Gianpaolo Rossini - 01.09.2015
Crisi cinese

Ai pessimisti sull’economia globale non mancano le occasioni. Dopo la crisi greca arriva quella cinese con borse mondiali sulle montagne russe e scosse sui tassi di cambio delle valute principali. Per gli ottimisti è solo un temporale d’estate quello che ha fatto scendere la borsa di Shangai da 5200 del 6 giugno a 3000 di questi giorni perdendo quasi la metà del suo valore in soli 2 mesi e riportando le quotazioni a dicembre 2014.

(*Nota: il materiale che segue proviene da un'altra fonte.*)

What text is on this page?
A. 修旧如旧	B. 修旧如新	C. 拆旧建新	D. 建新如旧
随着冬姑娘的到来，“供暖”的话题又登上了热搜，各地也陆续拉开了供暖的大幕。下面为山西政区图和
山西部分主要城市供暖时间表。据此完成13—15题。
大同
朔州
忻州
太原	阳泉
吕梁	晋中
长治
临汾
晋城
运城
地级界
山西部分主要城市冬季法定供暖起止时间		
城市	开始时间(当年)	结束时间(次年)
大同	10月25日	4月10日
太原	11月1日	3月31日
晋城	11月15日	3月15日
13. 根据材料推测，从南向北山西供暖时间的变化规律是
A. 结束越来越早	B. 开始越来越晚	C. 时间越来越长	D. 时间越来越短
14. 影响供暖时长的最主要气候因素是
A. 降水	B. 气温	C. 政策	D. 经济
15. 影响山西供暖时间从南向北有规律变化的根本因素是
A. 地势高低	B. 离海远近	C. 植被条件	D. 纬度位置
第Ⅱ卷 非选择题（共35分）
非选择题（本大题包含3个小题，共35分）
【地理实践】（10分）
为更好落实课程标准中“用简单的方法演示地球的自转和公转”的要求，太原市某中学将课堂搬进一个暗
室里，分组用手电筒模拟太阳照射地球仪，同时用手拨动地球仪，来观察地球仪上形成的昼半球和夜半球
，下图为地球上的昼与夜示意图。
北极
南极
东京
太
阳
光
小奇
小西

Dal 1980 il reddito procapite in Cina è decuplicato, correndo ad un ritmo annuale medio di quasi il 7%. Uno sviluppo così lungo e veloce è un evento storico quasi unico. Che però inesorabilmente deve fare i conti con i ritmi che un paese può sostenere sul lungo periodo. Con crescita zero della popolazione, la Cina dovrebbe convergere in pochi anni verso un tasso di crescita del PIL intorno al 2%, ovvero l’obiettivo dell’Europa. Negli Usa con popolazione che sale quasi dell’ 1% all’anno il numero magico è 3%. Dall’inizio 2015 le autorità cinesi hanno fatto intendere che la corsa nel 2015 si sarebbe “ridotta” al 7%, cifra edulcorata da statistiche compiacenti. Ma come far digerire al cinese medio che nei prossimi anni la corsa non potrà essere più quella degli anni scorsi?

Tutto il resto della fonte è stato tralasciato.